Agar Mama lebih waspada, di bawah ini Popmama.com rangkum daftar obat yang harus dihindari selama kehamilan. Apa saja?
1. Obat jerawat
Freepik/freepik
Turunan vitamin A, seperti isotretinoin (Accutane), digunakan untuk mengobati jerawat parah, meningkatkan risiko cacat lahir, cacat jantung dan otak, kelainan fisik, dan hasil neonatal yang merugikan lainnya. US Food and Drug Administration(FDA) telah mengklasifikasikan obat ini di bawah kategori X, yang berarti ada bukti positif risiko pada janin.
Tetrasiklin oral seperti doksisiklin (Doryx) digunakan untuk mengobati jerawat, dan infeksi bakteri dapat menyebabkan perubahan warna permanen pada gigi bayi. American College of Obstetricians and Gynecologists menyarankan untuk tidak menggunakan kedua obat ini selama kehamilan karena potensi risikonya.
2. Obat antijamur
Freepik/freepik
Obat antijamur, seperti flukonazol (Diflucan), biasanya digunakan sebagai obat untuk kandidiasis mulut dan infeksi jamur vagina. Menurut FDA, penggunaan jangka panjang flukonazol dosis tinggi (400-800 mg/hari) selama trimester pertama dapat menyebabkan wajah 'tampak tidak normal', celah mulut, tulang paha membungkuk, tulang rusuk tipis, tulang panjang, dan penyakit jantung bawaan pada bayi.
Namun, risiko ini tidak ditemukan pada flukonazol dosis tunggal 150 mg untuk mengobati infeksi jamur vagina (kandidiasis).
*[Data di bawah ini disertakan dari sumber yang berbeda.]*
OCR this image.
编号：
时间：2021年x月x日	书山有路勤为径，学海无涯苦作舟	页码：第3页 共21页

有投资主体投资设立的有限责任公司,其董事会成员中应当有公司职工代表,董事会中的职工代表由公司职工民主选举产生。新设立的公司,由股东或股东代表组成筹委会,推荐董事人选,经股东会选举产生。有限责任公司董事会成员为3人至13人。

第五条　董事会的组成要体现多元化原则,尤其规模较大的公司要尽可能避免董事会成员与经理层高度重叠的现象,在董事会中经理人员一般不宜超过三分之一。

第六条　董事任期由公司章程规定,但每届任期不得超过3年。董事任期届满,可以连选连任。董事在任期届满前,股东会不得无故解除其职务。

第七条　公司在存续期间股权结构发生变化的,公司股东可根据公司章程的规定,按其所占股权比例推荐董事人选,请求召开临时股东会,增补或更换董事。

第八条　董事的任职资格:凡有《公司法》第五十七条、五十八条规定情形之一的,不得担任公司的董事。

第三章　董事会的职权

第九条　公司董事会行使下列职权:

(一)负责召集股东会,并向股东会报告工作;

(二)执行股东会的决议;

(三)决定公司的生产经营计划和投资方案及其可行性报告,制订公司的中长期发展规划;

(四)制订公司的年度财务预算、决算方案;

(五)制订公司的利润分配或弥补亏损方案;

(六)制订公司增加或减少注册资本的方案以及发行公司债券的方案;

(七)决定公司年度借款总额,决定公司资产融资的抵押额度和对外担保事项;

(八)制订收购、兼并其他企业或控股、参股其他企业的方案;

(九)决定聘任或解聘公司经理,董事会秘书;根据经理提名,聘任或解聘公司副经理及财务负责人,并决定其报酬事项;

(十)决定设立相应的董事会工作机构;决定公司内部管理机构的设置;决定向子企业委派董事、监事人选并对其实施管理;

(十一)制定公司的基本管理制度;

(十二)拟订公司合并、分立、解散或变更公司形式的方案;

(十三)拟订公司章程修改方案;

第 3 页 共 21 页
Tidak ada penelitian Diflucan yang terkontrol dengan baik pada perempuan sedang hamil. Jadi, jika Mama sedang hamil atau berencana untuk hamil, dan perlu mengonsumsi Diflucan, informasikan kepada dokter tentang kehamilan mama, ya!
3. Antihistamin
Freepik/lookstudio
Antihistamin digunakan untuk hidung tersumbat, gatal-gatal, ruam, dan gejala alergi lainnya. Meskipun tidak ada penelitian untuk membuktikan efek teratogenik yang pasti (efek pada janin), antihistamin tidak tidak masuk dalam daftar obat kategori A, yang aman dikonsumsi selama kehamilan.
American College of Obstetricians and Gynecologists (ACOG) dan The American College of Allergy, Asthma and Immunology (ACAAI)merekomendasikan chlorpheniramine dan tripelennamine sebagai pilihan yang aman selama kehamilan. Mereka juga merekomendasikan cetirizine dan loratadine setelah trimester pertama, untuk pasien yang tidak dapat mentolerir chlorpheniramine dan tripelennamine dosis tinggi.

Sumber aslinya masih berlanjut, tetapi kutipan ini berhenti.